Film 1986 yılında çıkan aynı isimdeki çizgi roman serisinden esinlenmiştir. Soğuk savaş dönemini konu alan filmde dağılan bir ekibin geri toplanma sancılarını izliyor ve dönemin tüm gerginliğini hissediyoruz. Süper kahramanlar 1985 yılında halkın içerisinde rahatça gezebilmektedir. Rorschach, bir arkadaşı öldürüldükten sonra eski ekibini uyarmaya karar verir. Ancak onları bekleyen dehşetengiz bir komplo vardır. Filmin konusu hakkında elbette daha uzun uzun konuşabiliriz ama biraz sizler için gizem olarak da kalmalı.

Ha unutmadan, bu süper kahraman filminde güçleri olan sadece bir karakter var. Diğer karakterler iradelerinin kuvveti ile süper kahraman olarak anılmaktadır.

Şimdi gelin biraz derinlere dalalım ve filmin kolonlarını oluşturan unsurlara yakından bakalım. Bundan sonraki kısımlarda spoiler içerikler yer alacaktır.

Soğuk Savaş

Watchmen’i büyüleyici kılan en önemli faktör atmosferi. Filmin giriş sekansından son sahnesine kadar bir ortamdaki gerilim ve tedirginlik sizi ekrana kilitliyor. Bu havanın oluşmasını sağlayan en önemli unsur da Soğuk Savaş. İki ülke arasındaki gelişmeler film içerisinde doğrudan gösterilmese de yaşanan hemen hemen her olayda etkili. Elbette film içerisinde kullanılan renkler ve mekanlar da size bu olayları daha iyi anlatıyor. New York’un karanlık yüzüne ve Soğuk Savaş döneminin tüm korkutucu yanlarına bir arada şahit oluyorsunuz.

Karakterlerin düşünce yapıları ve davranışları bu atmosfer ile iç içe olması filmin hikaye anlatımını oldukça kuvvetlendiriyor. Bu sayede film boyunca tüm anlatıya hakim olabiliyorsunuz. Zack Snyder de bu konuda oldukça başarılı bir iş çıkarmış. Watchmen filminin giriş sahnesinden itibaren süper kahramanlar ile Soğuk Savaş’ın birbiriyle bağlantılı olduğu tabiri caiz ise izleyicinin gözüne sokulmuş. Bu durum da Watchmen için Soğuk Savaş filmi mi, yoksa bir süper kahraman filmi mi sorusunu oluşturuyor.

Watchmen aslında bu soruya cevap arayan bir film değil. Asıl amacı Soğuk Savaş ile süper kahramanları birleştirmek. Kısaca bu film 1985 dönemini süper kahramanlar gözünden anlatıyor.

Komedyen

Filmin hikayesinin temellerini oluşturan karakterlerin başında geliyor.
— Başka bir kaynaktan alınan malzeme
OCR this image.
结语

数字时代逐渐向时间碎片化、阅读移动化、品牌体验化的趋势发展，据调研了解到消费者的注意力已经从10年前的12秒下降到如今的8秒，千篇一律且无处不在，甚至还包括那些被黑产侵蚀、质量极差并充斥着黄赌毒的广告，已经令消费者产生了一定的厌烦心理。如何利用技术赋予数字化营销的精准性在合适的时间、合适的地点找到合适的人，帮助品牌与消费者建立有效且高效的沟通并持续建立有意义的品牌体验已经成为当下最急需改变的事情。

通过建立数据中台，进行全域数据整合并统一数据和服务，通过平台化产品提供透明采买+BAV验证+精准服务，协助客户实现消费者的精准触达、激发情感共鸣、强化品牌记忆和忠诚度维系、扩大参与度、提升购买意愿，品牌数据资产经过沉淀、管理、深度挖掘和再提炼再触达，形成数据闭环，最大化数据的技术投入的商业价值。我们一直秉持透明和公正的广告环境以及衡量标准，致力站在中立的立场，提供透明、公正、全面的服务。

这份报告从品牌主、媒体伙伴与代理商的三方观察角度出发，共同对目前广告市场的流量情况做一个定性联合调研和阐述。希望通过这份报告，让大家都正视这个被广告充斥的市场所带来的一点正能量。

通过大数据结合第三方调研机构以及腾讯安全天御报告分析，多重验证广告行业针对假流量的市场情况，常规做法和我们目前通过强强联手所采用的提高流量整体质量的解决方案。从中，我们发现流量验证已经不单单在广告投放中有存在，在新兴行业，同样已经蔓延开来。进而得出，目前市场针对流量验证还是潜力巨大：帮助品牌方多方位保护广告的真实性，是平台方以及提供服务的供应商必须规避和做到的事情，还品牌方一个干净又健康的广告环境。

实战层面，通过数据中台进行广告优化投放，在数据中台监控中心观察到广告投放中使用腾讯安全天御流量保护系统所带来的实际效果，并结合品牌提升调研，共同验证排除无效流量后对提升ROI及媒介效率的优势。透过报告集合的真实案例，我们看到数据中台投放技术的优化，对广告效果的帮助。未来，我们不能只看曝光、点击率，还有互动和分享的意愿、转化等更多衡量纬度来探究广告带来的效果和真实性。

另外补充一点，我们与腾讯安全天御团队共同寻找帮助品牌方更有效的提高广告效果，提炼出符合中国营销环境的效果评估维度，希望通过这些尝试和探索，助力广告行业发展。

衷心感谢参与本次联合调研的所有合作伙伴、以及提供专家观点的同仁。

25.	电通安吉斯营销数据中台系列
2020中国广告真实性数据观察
Komedyen’in ölümü ile başlıyoruz aslında filme. Yönetmen ve senarist de aslında filmi bu olay üzerine inşa etmiş.

Watchmen ekibi içerisinde yer alan diğer karakterleri yakından tanımak adına da geçmişte Komedyen ile yaşadıkları anıları kullanmışlar. Tabi bu sekanslarda Komedyen karakterinin aslında kötü biri olduğunu izlememiz filmin devamı için bizleri oldukça şüpheye düşürüyor. Bu anlatı ile Zack Snyder izleyicinin kafasında bir çelişki oluşturmaya çalışmış. Yani Rorschach, Komedyen’in ölümü ile tüm ekibin tehlikede olduğunu düşünmektedir ama Komedyen aslında kötü bir karakter olup ekip arkadaşları tarafından dahi sevilmemektedir. Böyle bir temel olunca bizler de izleyici olarak elbette tüm ekibi şüpheli olarak görüyoruz. Hatta çekim açıları bizlere diğer süper kahramanların, Komedyen’in daha önceden ölmesini istemiş gibi hissettiriyor. Belki de bu hislerimiz yanlış değildir?

Watchmen’i en güzel taraflarından birisi de her bir yapı taşı ile hikayenin gidebileceği noktayı daha da belirsizleştirmesi. O zaman filmin kolonuna tırmanmaya devam edelim, bakalım en tepede ne bulacağız.

Korku

Filmin üçüncü fazında karakterlerin korkularını izliyoruz. Her karakter için detaylı olarak işlenmese de süper kahramanların nelerden korktuğunu açıkça görebiliyoruz. Filmin belki de en uzun işlenen kısmı ancak filmin de en güzel sekansları olduğunu düşündüğüm için bu yazıda bu kısmı kısa tutacağız.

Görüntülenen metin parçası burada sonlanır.